Book Review: The Host

The Host
Stephenie Meyer

***Contains Spoilers***

The Host is an interesting idea. It follows Earth as it has been invaded by parasitic aliens called "souls." These souls are implanted at the back of a human host's neck, where it then takes over the body and memories of the person. There have been plenty of alien invasion movies and novels with this premise, but this time around, it's from the point-of-view of one of the parasitic aliens called Wanderer, as she fights to gain control from a strong host whose consciousness won't go away, one of the last rebel humans Melanie. Wanderer is nervous that Melanie won't go away and talks to her, berating her constantly, the two of them wishing nothing more than for the other's disappearance. A "seeker," as the police of the parasitic aliens are called, wishes for Wanderer to delve into Melanie's memories and ferret out the location of the rest of the human rebel forces, something which Melanie has no intention of letting Wanderer do, instead forcing memories of her life with her love Jared and her younger brother Jamie upon her. As the memories continue, Wanderer finds herself falling for this human family and searches for them, suddenly on Melanie's side, trying to keep the humans' location from the seeker.

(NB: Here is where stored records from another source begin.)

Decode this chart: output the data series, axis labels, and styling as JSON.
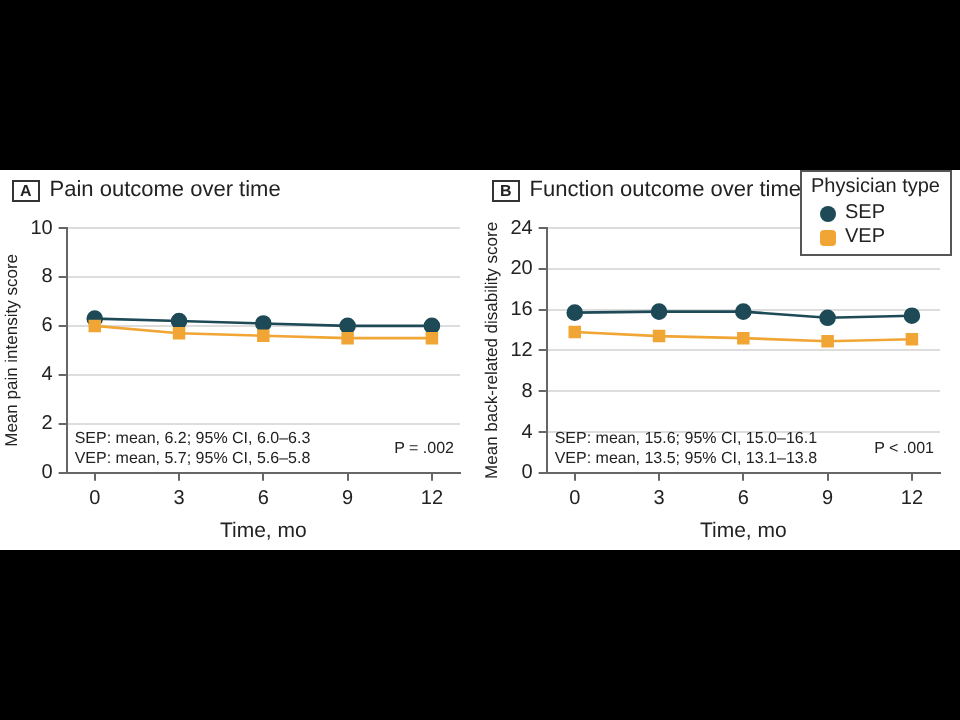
{
  "chart_data": [
    {
      "type": "line",
      "title": "A Pain outcome over time",
      "xlabel": "Time, mo",
      "ylabel": "Mean pain intensity score",
      "x": [
        0,
        3,
        6,
        9,
        12
      ],
      "xlim": [
        -1,
        13
      ],
      "xticks": [
        0,
        3,
        6,
        9,
        12
      ],
      "ylim": [
        0,
        10
      ],
      "yticks": [
        0,
        2,
        4,
        6,
        8,
        10
      ],
      "grid": "y",
      "legend": false,
      "series": [
        {
          "color": "#1d4a56",
          "marker": "circle",
          "values": [
            6.3,
            6.2,
            6.1,
            6.0,
            6.0
          ]
        },
        {
          "color": "#f0a535",
          "marker": "square",
          "values": [
            6.0,
            5.7,
            5.6,
            5.5,
            5.5
          ]
        }
      ],
      "annotations": [
        "SEP: mean, 6.2; 95% CI, 6.0–6.3",
        "VEP: mean, 5.7; 95% CI, 5.6–5.8",
        "P = .002"
      ]
    },
    {
      "type": "line",
      "title": "B Function outcome over time",
      "xlabel": "Time, mo",
      "ylabel": "Mean back-related disability score",
      "legend_title": "Physician type",
      "x": [
        0,
        3,
        6,
        9,
        12
      ],
      "xlim": [
        -1,
        13
      ],
      "xticks": [
        0,
        3,
        6,
        9,
        12
      ],
      "ylim": [
        0,
        24
      ],
      "yticks": [
        0,
        4,
        8,
        12,
        16,
        20,
        24
      ],
      "grid": "y",
      "legend": "top right",
      "series": [
        {
          "name": "SEP",
          "color": "#1d4a56",
          "marker": "circle",
          "values": [
            15.7,
            15.8,
            15.8,
            15.2,
            15.4
          ]
        },
        {
          "name": "VEP",
          "color": "#f0a535",
          "marker": "square",
          "values": [
            13.8,
            13.4,
            13.2,
            12.9,
            13.1
          ]
        }
      ],
      "annotations": [
        "SEP: mean, 15.6; 95% CI, 15.0–16.1",
        "VEP: mean, 13.5; 95% CI, 13.1–13.8",
        "P < .001"
      ]
    }
  ]
}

This book is amazing. I've read Stephenie Meyer's insanely popular teen vampire romances, Twilight, New Moon and Eclipse, and while they are entertaining, they don't hold a flame to Meyer's first foray into adult science fiction. Science fiction and romance are seamlessly blended in a suspenseful, thought-provoking novel. One of my favorite scenes is of Wanderer arguing with someone about the differences between herself and the body she wears:

Ian: "But, pretty as she is, she's a stranger to me. She's not the one about."

Wanderer: "Ian, you don't...Nobody here separates us the way they should. Not you, not Jamie, not Jeb. You couldn't care about me. If you could hold me in your hand, me, you would be disgusted. You would throw me to the ground and grind me under your foot."

Ian: "I...not if I knew it was you."

Wanderer: "How would you know? You couldn't tell us apart. It's just the body."

Ian: "That's not true at all. It's not the face, but the expressions on it. It's not the voice, but what you say. It's not how you look in that body, but the things you do with it. You are beautiful. I've never known anyone like you."

Wanderer: "Ian, what if I'd come here in Magnolia's body?"

Ian: "Okay. That's a good question. I don't know."

As Wanderer gains the trust of the human rebels, she notices the difference between the love her body feels for Melanie's love, Jared, and her own love for the human Ian. It's an interesting idea. There are plenty of those here. And it's wonderful to see the relationships grow organically as the novel moves along. I know it's a cliche to say this, but it was hard to put this book down. It's utterly compelling and I highly recommend it.